The enclosed Numbers, written by me, were published, a few weeks ago, in the Enquirer.1 They relate to a subject as cardinal, in my judgment, as that which involved our Independence. Mr. Ritchie2 had some extra Copies struck, & has furnished me with a few, to be distributed among my particular, & my distinguished friends. I presume to ask your acceptance of a Copy.
No man in our Country has done so much as you, in Establishing our present happy system of government, or can feel a greater interest in preserving it.
Be pleased to accept the renewed assurances of my high consideration, respect, and Esteem. I am, Dear Sir, yr obt. Servt.
RC (DLC). Docketed incorrectly by JM, “April 22. 1819.” A copy of this letter, dated 22 May 1819, is printed in the John P. Branch Historical Papers of Randolph-Macon College, 2 (June 1905): 137.
1. The enclosed pamphlet has not been found, but Roane referred to four essays written by him under the signature “Hampden” and published in the Richmond Enquirer on 11, 15, 18, and 22 June 1819, attacking the Supreme Court’s decision in the case of McCulloch v. Maryland. For a brief description of the essays, see Mark R. Killenbeck, M’Culloch v. Maryland: Securing a Nation (Lawrence, Kansas, 2006), 132–40. The essays themselves are reprinted in Gerald Gunther, ed., John Marshall’s Defense of McCulloch v.

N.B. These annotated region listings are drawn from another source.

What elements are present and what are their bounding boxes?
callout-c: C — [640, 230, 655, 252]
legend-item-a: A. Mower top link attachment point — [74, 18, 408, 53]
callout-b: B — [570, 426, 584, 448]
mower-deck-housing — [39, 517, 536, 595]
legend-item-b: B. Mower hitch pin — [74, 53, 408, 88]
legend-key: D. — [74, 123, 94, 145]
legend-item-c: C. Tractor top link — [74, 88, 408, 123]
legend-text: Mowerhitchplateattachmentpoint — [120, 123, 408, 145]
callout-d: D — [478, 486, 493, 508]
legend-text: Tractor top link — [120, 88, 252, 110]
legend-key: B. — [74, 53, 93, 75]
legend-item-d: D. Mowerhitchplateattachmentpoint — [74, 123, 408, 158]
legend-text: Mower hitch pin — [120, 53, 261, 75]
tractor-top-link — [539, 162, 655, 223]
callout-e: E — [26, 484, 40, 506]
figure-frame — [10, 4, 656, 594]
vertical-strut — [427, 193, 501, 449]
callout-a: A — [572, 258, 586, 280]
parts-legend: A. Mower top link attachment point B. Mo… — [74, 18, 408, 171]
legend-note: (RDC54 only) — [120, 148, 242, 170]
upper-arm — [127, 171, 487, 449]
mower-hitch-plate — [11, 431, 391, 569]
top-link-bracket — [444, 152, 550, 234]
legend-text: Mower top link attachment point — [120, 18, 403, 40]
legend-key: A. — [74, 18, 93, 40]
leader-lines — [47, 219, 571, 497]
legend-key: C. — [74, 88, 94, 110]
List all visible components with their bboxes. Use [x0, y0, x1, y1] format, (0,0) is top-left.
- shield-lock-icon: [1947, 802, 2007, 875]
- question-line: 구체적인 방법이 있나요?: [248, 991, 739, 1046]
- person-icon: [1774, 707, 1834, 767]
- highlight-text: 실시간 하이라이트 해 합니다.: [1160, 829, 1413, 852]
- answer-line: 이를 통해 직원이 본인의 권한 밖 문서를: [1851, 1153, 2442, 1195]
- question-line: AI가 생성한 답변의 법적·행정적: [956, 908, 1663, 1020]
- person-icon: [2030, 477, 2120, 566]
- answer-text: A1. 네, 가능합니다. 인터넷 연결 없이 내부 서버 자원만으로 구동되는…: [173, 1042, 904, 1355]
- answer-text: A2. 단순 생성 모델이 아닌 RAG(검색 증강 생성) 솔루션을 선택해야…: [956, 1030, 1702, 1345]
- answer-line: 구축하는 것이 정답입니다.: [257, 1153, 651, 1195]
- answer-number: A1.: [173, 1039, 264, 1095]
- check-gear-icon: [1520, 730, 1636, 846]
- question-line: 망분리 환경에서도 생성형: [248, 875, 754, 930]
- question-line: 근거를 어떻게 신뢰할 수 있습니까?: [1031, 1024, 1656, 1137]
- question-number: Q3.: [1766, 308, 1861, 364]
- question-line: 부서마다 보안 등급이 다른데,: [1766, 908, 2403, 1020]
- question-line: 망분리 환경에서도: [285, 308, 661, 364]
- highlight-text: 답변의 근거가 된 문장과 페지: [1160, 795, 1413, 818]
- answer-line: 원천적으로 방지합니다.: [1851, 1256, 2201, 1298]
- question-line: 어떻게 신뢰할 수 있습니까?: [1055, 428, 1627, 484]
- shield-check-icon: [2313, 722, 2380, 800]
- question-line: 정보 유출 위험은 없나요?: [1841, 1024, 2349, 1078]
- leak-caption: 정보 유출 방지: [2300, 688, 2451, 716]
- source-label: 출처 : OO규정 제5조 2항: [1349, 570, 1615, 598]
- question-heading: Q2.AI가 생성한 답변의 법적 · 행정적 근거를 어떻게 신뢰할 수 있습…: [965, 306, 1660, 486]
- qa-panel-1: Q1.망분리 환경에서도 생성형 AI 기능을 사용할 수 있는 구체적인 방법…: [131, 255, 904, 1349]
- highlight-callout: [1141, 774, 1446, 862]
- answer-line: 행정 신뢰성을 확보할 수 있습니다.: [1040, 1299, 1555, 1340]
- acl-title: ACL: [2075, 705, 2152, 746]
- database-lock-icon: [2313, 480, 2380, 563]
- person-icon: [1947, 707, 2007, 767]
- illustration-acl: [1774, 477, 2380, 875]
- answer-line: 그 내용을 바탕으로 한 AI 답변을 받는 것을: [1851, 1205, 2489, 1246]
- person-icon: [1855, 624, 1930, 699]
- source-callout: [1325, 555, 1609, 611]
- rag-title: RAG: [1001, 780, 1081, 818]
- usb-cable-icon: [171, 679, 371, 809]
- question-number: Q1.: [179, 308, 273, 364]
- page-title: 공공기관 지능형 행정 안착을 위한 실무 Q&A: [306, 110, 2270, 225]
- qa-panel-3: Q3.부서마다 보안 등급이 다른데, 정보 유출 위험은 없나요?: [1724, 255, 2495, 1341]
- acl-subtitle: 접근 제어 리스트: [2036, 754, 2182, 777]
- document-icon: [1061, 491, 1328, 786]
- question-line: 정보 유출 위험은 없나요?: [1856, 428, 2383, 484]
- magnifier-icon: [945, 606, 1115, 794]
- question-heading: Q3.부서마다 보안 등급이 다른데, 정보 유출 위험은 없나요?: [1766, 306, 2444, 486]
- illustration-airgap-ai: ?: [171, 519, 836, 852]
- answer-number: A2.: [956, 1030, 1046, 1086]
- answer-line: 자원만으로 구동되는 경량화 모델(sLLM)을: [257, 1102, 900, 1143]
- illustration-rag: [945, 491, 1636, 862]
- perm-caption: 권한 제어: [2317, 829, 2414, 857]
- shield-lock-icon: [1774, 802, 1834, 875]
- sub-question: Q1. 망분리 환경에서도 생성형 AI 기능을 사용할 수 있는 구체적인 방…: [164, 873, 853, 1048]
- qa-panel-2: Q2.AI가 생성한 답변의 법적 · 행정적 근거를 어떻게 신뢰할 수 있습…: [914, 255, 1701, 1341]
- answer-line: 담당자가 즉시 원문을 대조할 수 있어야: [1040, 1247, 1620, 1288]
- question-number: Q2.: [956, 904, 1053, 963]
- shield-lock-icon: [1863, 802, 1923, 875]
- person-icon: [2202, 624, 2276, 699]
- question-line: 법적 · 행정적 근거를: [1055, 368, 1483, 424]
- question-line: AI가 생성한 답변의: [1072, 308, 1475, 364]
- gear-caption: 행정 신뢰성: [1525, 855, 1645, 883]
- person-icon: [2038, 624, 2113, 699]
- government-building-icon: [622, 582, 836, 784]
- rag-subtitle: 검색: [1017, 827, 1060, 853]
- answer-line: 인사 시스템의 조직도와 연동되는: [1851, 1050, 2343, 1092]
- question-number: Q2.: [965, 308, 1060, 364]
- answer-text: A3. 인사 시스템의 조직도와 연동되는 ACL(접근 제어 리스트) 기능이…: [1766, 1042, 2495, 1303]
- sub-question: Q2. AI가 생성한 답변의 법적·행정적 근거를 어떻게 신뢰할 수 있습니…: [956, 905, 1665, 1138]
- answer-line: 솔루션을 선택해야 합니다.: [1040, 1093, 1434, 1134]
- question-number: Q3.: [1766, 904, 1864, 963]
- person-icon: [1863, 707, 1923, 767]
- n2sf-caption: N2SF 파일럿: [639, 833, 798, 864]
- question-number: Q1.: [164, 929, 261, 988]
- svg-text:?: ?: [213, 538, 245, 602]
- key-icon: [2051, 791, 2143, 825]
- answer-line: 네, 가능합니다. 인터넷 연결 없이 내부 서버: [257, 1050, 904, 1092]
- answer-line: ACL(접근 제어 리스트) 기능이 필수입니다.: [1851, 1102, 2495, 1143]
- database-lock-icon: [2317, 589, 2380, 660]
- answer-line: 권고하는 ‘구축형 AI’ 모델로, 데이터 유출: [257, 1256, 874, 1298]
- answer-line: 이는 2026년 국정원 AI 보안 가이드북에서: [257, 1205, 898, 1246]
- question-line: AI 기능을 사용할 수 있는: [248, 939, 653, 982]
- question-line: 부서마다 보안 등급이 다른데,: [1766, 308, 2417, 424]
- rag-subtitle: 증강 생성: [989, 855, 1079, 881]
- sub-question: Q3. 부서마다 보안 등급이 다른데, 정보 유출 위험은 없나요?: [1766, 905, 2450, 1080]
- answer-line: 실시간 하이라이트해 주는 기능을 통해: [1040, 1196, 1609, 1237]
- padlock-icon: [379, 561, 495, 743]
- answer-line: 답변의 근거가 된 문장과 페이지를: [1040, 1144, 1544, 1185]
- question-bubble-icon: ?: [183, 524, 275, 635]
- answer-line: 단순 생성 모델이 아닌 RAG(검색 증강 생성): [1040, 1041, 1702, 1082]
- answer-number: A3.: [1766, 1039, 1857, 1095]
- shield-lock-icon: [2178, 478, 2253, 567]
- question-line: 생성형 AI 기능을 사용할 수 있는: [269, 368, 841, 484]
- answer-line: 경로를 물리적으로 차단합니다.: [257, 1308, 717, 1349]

Maryland (Stanford, Calif., 1969), 106–54.
2. Thomas Ritchie (1778–1854) was the influential editor of the Richmond Enquirer, 1804–45, and a political force for the Jeffersonian Republicans and later the Democratic Party in Virginia. He supported JM and served briefly in the War of 1812. Ritchie edited the Washington, D.C., Union, the Polk administration newspaper, from 1845 to 1851.